In what circumstances shall we refer it as a lvalue or rvalue? Can anyone
raise an example?
Say *p = *a;
if p and a are T
we should return T& to p??? I'm very confusd, pls help

Thanks
Jack

> Thanks
> Jack
>


From: Sandeep on

Jack wrote:
> > Hi all,
> > if an object is pointed by a iterator, when we take the dereference of
> > this iterator. it should return the lvalue instead of the rvalue. So if p
> > is a mutable iterator, value type is T then *p should return T& not T. Can
> > somebody explain this rule?
>
> In what circumstances shall we refer it as a lvalue or rvalue?
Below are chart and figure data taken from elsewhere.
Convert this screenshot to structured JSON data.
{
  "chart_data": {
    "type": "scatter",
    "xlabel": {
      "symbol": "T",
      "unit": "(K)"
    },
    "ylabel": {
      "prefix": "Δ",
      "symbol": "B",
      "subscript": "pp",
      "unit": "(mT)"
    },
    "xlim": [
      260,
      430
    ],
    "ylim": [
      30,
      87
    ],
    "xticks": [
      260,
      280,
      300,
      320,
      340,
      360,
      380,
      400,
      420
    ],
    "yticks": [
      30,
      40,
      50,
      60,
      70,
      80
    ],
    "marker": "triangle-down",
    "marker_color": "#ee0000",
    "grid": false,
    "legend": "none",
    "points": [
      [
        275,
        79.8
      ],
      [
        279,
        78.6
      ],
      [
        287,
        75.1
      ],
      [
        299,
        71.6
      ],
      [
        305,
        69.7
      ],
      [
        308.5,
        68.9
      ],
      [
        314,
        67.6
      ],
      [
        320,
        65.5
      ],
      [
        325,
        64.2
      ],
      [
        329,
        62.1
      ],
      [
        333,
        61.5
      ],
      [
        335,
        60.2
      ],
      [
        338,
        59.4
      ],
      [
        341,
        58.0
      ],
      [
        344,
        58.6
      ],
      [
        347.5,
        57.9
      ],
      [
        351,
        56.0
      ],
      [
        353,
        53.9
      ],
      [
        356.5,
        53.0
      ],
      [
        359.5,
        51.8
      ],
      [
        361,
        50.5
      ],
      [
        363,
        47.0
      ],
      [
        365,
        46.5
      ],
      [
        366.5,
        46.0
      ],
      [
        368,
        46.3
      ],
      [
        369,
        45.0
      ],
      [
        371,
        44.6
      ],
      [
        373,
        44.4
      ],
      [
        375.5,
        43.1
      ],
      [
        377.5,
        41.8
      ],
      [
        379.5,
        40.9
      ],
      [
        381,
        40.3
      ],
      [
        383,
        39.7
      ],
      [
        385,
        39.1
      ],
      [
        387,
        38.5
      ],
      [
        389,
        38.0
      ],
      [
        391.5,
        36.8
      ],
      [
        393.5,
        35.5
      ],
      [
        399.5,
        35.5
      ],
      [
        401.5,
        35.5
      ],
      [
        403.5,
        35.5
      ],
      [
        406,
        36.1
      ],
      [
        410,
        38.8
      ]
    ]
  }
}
Can anyone
> raise an example?
> Say *p = *a;
> if p and a are T
> we should return T& to p??? I'm very confusd, pls help

Can you give an example and your code fragment to indicate your
confusion ?

From: Tom Widmer [VC++ MVP] on
Jack wrote:
> "Jack" <jl(a)knight.com> ???g??l??s?D:eMaadJsWGHA.3760(a)TK2MSFTNGP02.phx.gbl...
>
>>Hi all,
>>if an object is pointed by a iterator, when we take the dereference of
>>this iterator. it should return the lvalue instead of the rvalue. So if p
>>is a mutable iterator, value type is T then *p should return T& not T. Can
>>somebody explain this rule?
>
>
> In what circumstances shall we refer it as a lvalue or rvalue? Can anyone
> raise an example?
> Say *p = *a;
> if p and a are T
> we should return T& to p??? I'm very confusd, pls help

lvalues are references and variables - basically anything you can take
the address of (with &). rvalues are literals and temporaries.

If an iterator operator* returned a T rather than a T&, it would return
a copy of the object it pointed to, not the object itself.